Wednesday, November 28, 2007

Rain

The people here stand and move on the ground. They are as small as they could be and their clothing is simple and pocketed and I want to call them farmers. Dirty faces, weathered hands, feet wrapped in hardened leather. Smaller and smaller they seem, their tasks performed and faces without emotion. They are of the Earth.

The stuff resembles a magnificent fungus, mushroom-like caps and stems and it sparkles. Little bits of blue and red. An abundance, and it is their food. I see one of them bend to it and then hand to mouth. His hand dips into one of the pouches tied to his belt. The other one brimming with the stuff, he pulls from this one a shimmering handful of dust and lets it fall to the place whence came his meal. He moves on to another patch of food and takes it, pushing it deep into his swollen pouch. Dust fills in the gap. And again. And each of them doing the same.

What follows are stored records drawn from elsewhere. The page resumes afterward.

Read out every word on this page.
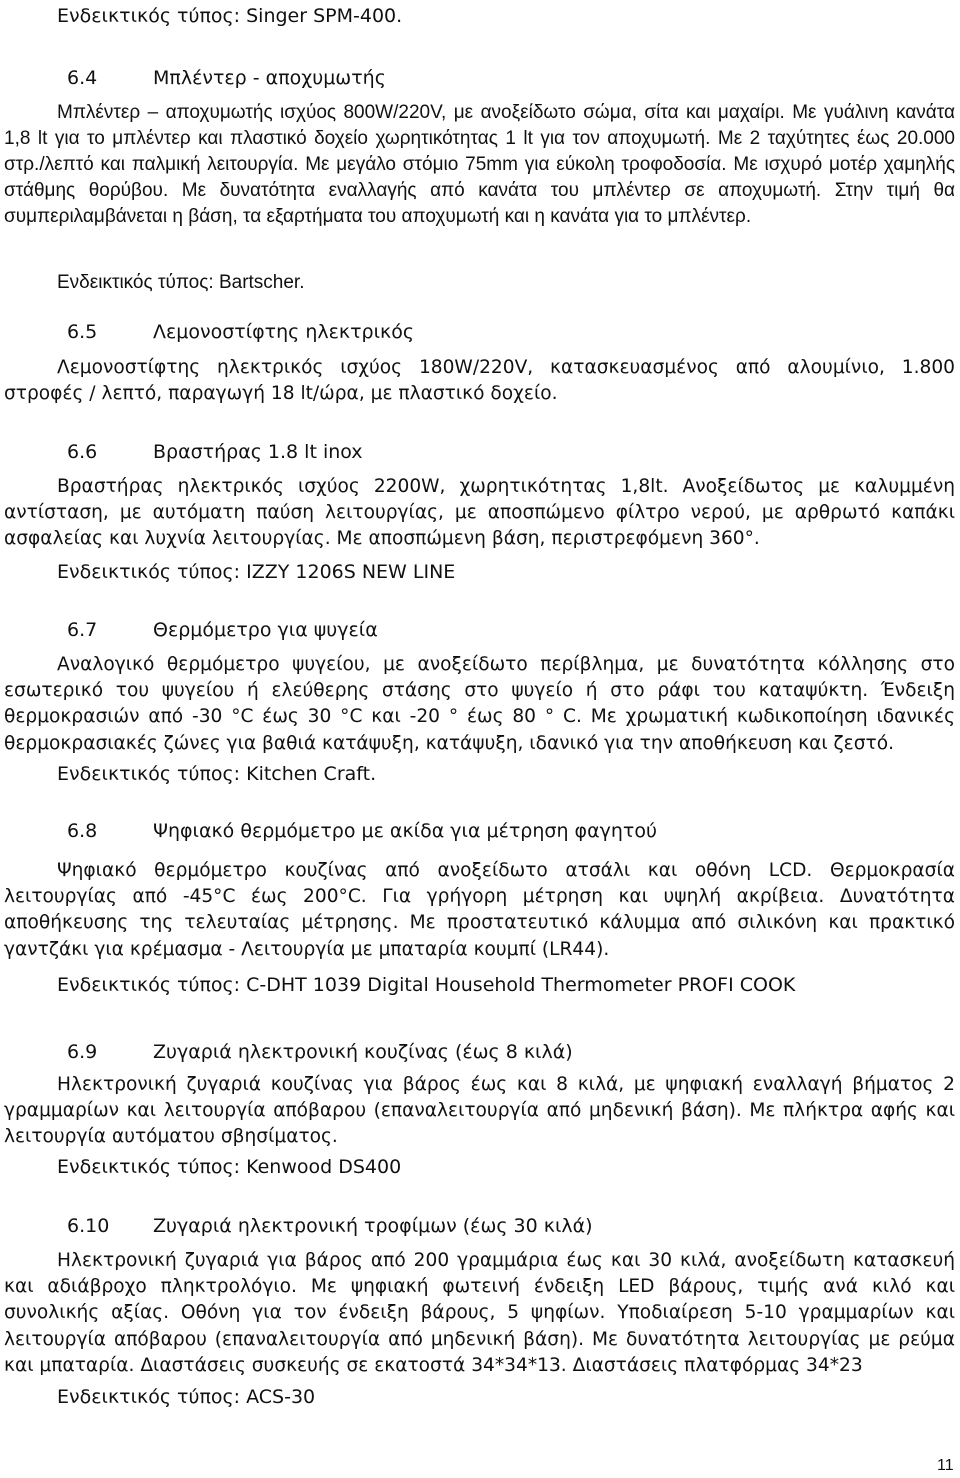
Ενδεικτικός τύπος: Singer SPM-400.
6.4	Μπλέντερ - αποχυμωτής

Μπλέντερ – αποχυμωτής ισχύος 800W/220V, με ανοξείδωτο σώμα, σίτα και μαχαίρι. Με γυάλινη κανάτα 1,8 lt για το μπλέντερ και πλαστικό δοχείο χωρητικότητας 1 lt για τον αποχυμωτή. Με 2 ταχύτητες έως 20.000 στρ./λεπτό και παλμική λειτουργία. Με μεγάλο στόμιο 75mm για εύκολη τροφοδοσία. Με ισχυρό μοτέρ χαμηλής στάθμης θορύβου. Με δυνατότητα εναλλαγής από κανάτα του μπλέντερ σε αποχυμωτή. Στην τιμή θα συμπεριλαμβάνεται η βάση, τα εξαρτήματα του αποχυμωτή και η κανάτα για το μπλέντερ.

Ενδεικτικός τύπος: Bartscher.
6.5	Λεμονοστίφτης ηλεκτρικός

Λεμονοστίφτης ηλεκτρικός ισχύος 180W/220V, κατασκευασμένος από αλουμίνιο, 1.800 στροφές / λεπτό, παραγωγή 18 lt/ώρα, με πλαστικό δοχείο.

6.6	Βραστήρας 1.8 lt inox

Βραστήρας ηλεκτρικός ισχύος 2200W, χωρητικότητας 1,8lt. Ανοξείδωτος με καλυμμένη αντίσταση, με αυτόματη παύση λειτουργίας, με αποσπώμενο φίλτρο νερού, με αρθρωτό καπάκι ασφαλείας και λυχνία λειτουργίας. Με αποσπώμενη βάση, περιστρεφόμενη 360°.

Ενδεικτικός τύπος: IZZY 1206S NEW LINE
6.7	Θερμόμετρο για ψυγεία

Αναλογικό θερμόμετρο ψυγείου, με ανοξείδωτο περίβλημα, με δυνατότητα κόλλησης στο εσωτερικό του ψυγείου ή ελεύθερης στάσης στο ψυγείο ή στο ράφι του καταψύκτη. Ένδειξη θερμοκρασιών από -30 °C έως 30 °C και -20 ° έως 80 ° C. Με χρωματική κωδικοποίηση ιδανικές θερμοκρασιακές ζώνες για βαθιά κατάψυξη, κατάψυξη, ιδανικό για την αποθήκευση και ζεστό.

Ενδεικτικός τύπος: Kitchen Craft.
6.8	Ψηφιακό θερμόμετρο με ακίδα για μέτρηση φαγητού

Ψηφιακό θερμόμετρο κουζίνας από ανοξείδωτο ατσάλι και οθόνη LCD. Θερμοκρασία λειτουργίας από -45°C έως 200°C. Για γρήγορη μέτρηση και υψηλή ακρίβεια. Δυνατότητα αποθήκευσης της τελευταίας μέτρησης. Με προστατευτικό κάλυμμα από σιλικόνη και πρακτικό γαντζάκι για κρέμασμα - Λειτουργία με μπαταρία κουμπί (LR44).

Ενδεικτικός τύπος: C-DHT 1039 Digital Household Thermometer PROFI COOK
6.9	Ζυγαριά ηλεκτρονική κουζίνας (έως 8 κιλά)

Ηλεκτρονική ζυγαριά κουζίνας για βάρος έως και 8 κιλά, με ψηφιακή εναλλαγή βήματος 2 γραμμαρίων και λειτουργία απόβαρου (επαναλειτουργία από μηδενική βάση). Με πλήκτρα αφής και λειτουργία αυτόματου σβησίματος.

Ενδεικτικός τύπος: Kenwood DS400
6.10 Ζυγαριά ηλεκτρονική τροφίμων (έως 30 κιλά)

Ηλεκτρονική ζυγαριά για βάρος από 200 γραμμάρια έως και 30 κιλά, ανοξείδωτη κατασκευή και αδιάβροχο πληκτρολόγιο. Με ψηφιακή φωτεινή ένδειξη LED βάρους, τιμής ανά κιλό και συνολικής αξίας. Οθόνη για τον ένδειξη βάρους, 5 ψηφίων. Υποδιαίρεση 5-10 γραμμαρίων και λειτουργία απόβαρου (επαναλειτουργία από μηδενική βάση). Με δυνατότητα λειτουργίας με ρεύμα και μπαταρία. Διαστάσεις συσκευής σε εκατοστά 34*34*13. Διαστάσεις πλατφόρμας 34*23

Ενδεικτικός τύπος: ACS-30
11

The rain comes. It falls from the sky sparsely, but the drops are larger than seems natural. At once, the majority of the small people head in the same direction. Others shelter themselves as best they can and still others stop altogether and stand motionless.

The stuff shoots up out of the ground. Fountains of it and there is more than before. Into the air and then settled and ready. Wherever there is the dust, it is absorbed and changed and exploded.

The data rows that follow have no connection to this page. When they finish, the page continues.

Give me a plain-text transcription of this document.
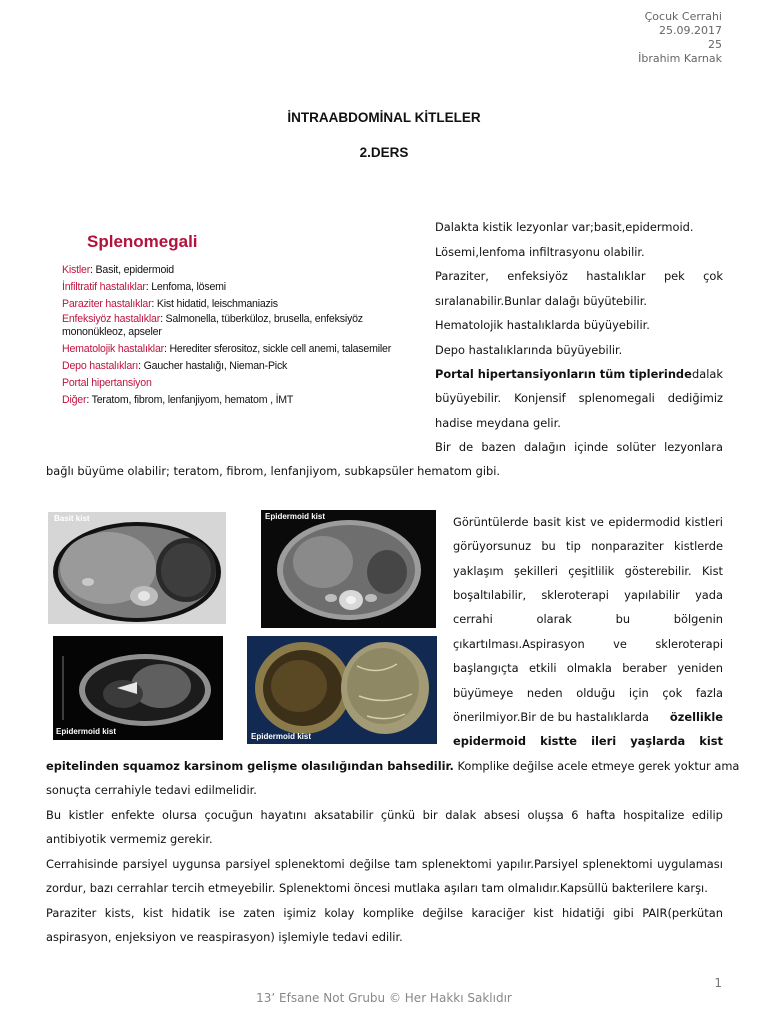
Çocuk Cerrahi
25.09.2017
25
İbrahim Karnak
İNTRAABDOMİNAL KİTLELER
2.DERS
Splenomegali
Kistler: Basit, epidermoid
İnfiltratif hastalıklar: Lenfoma, lösemi
Paraziter hastalıklar: Kist hidatid, leischmaniazis
Enfeksiyöz hastalıklar: Salmonella, tüberküloz, brusella, enfeksiyöz
mononükleoz, apseler
Hematolojik hastalıklar: Herediter sferositoz, sickle cell anemi, talasemiler
Depo hastalıkları: Gaucher hastalığı, Nieman-Pick
Portal hipertansiyon
Diğer: Teratom, fibrom, lenfanjiyom, hematom , İMT
Dalakta kistik lezyonlar var;basit,epidermoid.
Lösemi,lenfoma infiltrasyonu olabilir.
Paraziter, enfeksiyöz hastalıklar pek çok
sıralanabilir.Bunlar dalağı büyütebilir.
Hematolojik hastalıklarda büyüyebilir.
Depo hastalıklarında büyüyebilir.
Portal hipertansiyonların tüm tiplerinde dalak
büyüyebilir. Konjensif splenomegali dediğimiz
hadise meydana gelir.
Bir de bazen dalağın içinde solüter lezyonlara
bağlı büyüme olabilir; teratom, fibrom, lenfanjiyom, subkapsüler hematom gibi.
Basit kist	Epidermoid kist
Epidermoid kist
Epidermoid kist
Görüntülerde basit kist ve epidermodid kistleri
görüyorsunuz bu tip nonparaziter kistlerde
yaklaşım şekilleri çeşitlilik gösterebilir. Kist
boşaltılabilir, skleroterapi yapılabilir yada
cerrahi	olarak	bu	bölgenin
çıkartılması.Aspirasyon ve skleroterapi
başlangıçta etkili olmakla beraber yeniden
büyümeye neden olduğu için çok fazla
önerilmiyor.Bir de bu hastalıklarda özellikle
epidermoid kistte ileri yaşlarda kist
epitelinden squamoz karsinom gelişme olasılığından bahsedilir. Komplike değilse acele etmeye gerek yoktur ama
sonuçta cerrahiyle tedavi edilmelidir.
Bu kistler enfekte olursa çocuğun hayatını aksatabilir çünkü bir dalak absesi oluşsa 6 hafta hospitalize edilip
antibiyotik vermemiz gerekir.
Cerrahisinde parsiyel uygunsa parsiyel splenektomi değilse tam splenektomi yapılır.Parsiyel splenektomi uygulaması
zordur, bazı cerrahlar tercih etmeyebilir. Splenektomi öncesi mutlaka aşıları tam olmalıdır.Kapsüllü bakterilere karşı.
Paraziter kists, kist hidatik ise zaten işimiz kolay komplike değilse karaciğer kist hidatiği gibi PAIR(perkütan
aspirasyon, enjeksiyon ve reaspirasyon) işlemiyle tedavi edilir.
1
13’ Efsane Not Grubu © Her Hakkı Saklıdır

And so are the people. I see them now as they are; as gathering mounds of the most precious and rare that cycle and cycle into something more than they ever could have been and then into nothing.

Tuesday, November 6, 2007

Power Cleanse

“Am I really gonna puke again?” I thought.

The answer was yes.

I asked myself the same question every ten minutes for the next several hours and got the same response. After that I stopped asking; it was just assumed.

Four hours into it I was quite delirious and my thoughts drifted back to the kebab I had eaten right before getting on the train in Brussels. I thought about them explaining my death to my parents, that the disease vector was a pita pocket filled with shitty, rancid meat.

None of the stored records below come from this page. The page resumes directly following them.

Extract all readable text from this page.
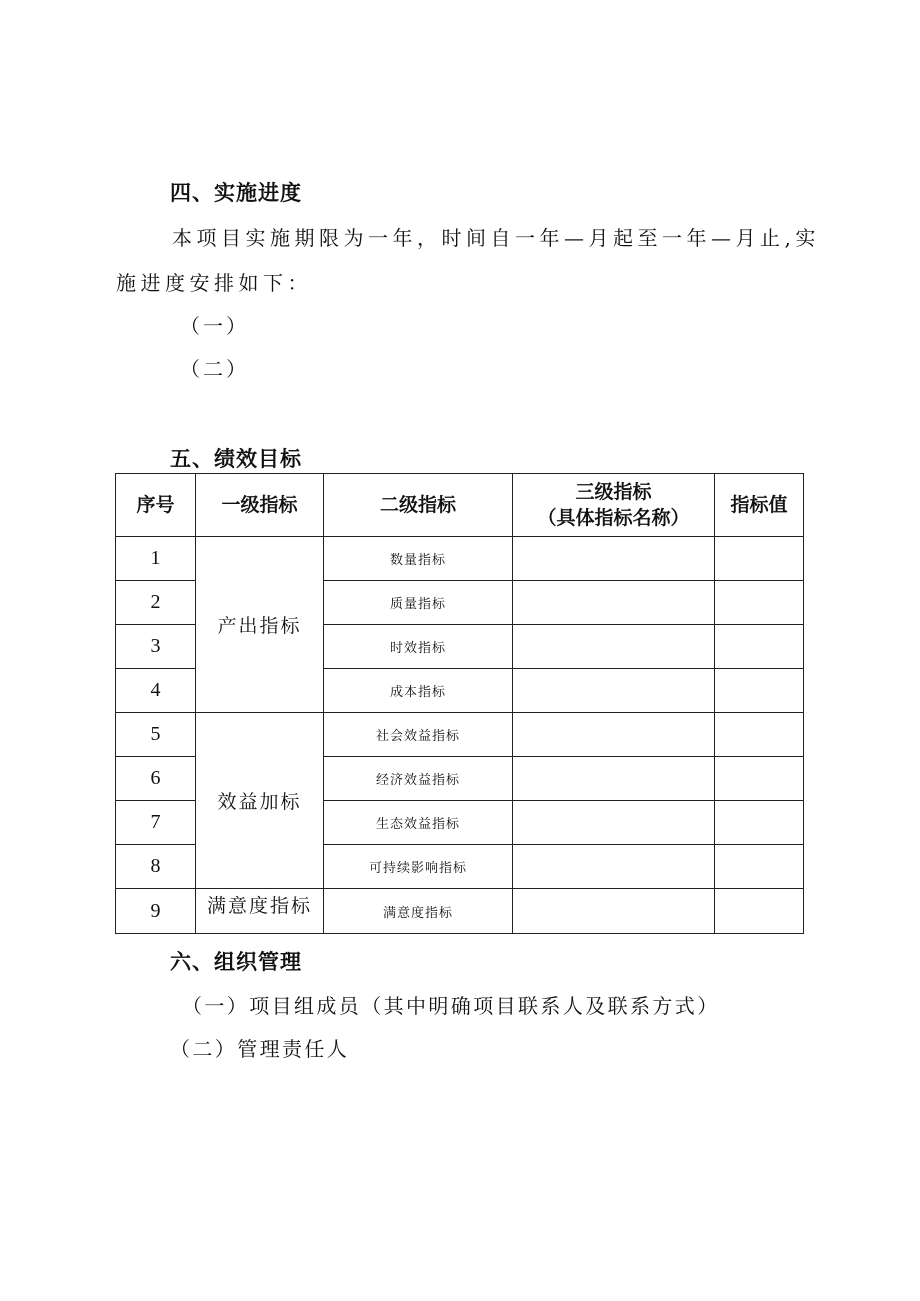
四、实施进度
本项目实施期限为一年，时间自一年—月起至一年—月止,实
施进度安排如下：
（一）
（二）
五、绩效目标
序号	一级指标	二级指标	三级指标
（具体指标名称）	指标值
1	产出指标	数量指标		
2		质量指标		
3		时效指标		
4		成本指标		
5	效益加标	社会效益指标		
6		经济效益指标		
7		生态效益指标		
8		可持续影响指标		
9	满意度指标	满意度指标		
六、组织管理
（一）项目组成员（其中明确项目联系人及联系方式）
（二）管理责任人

It went on like that for two days. Erika would check on me and bring me water, which I would promptly throw up. Twenty-four hours into it I reached agreement with my body: I would expel everything I’d ever eaten and it would not die. Throwing up became as regular as breathing. I got used to retching over the toilet for half an hour and not producing anything.

The thing about food poisoning that no one tells you is that you have to mind both ends. This is because no one can think of an eloquent way to say that you will strain so hard to vomit that you will shit yourself.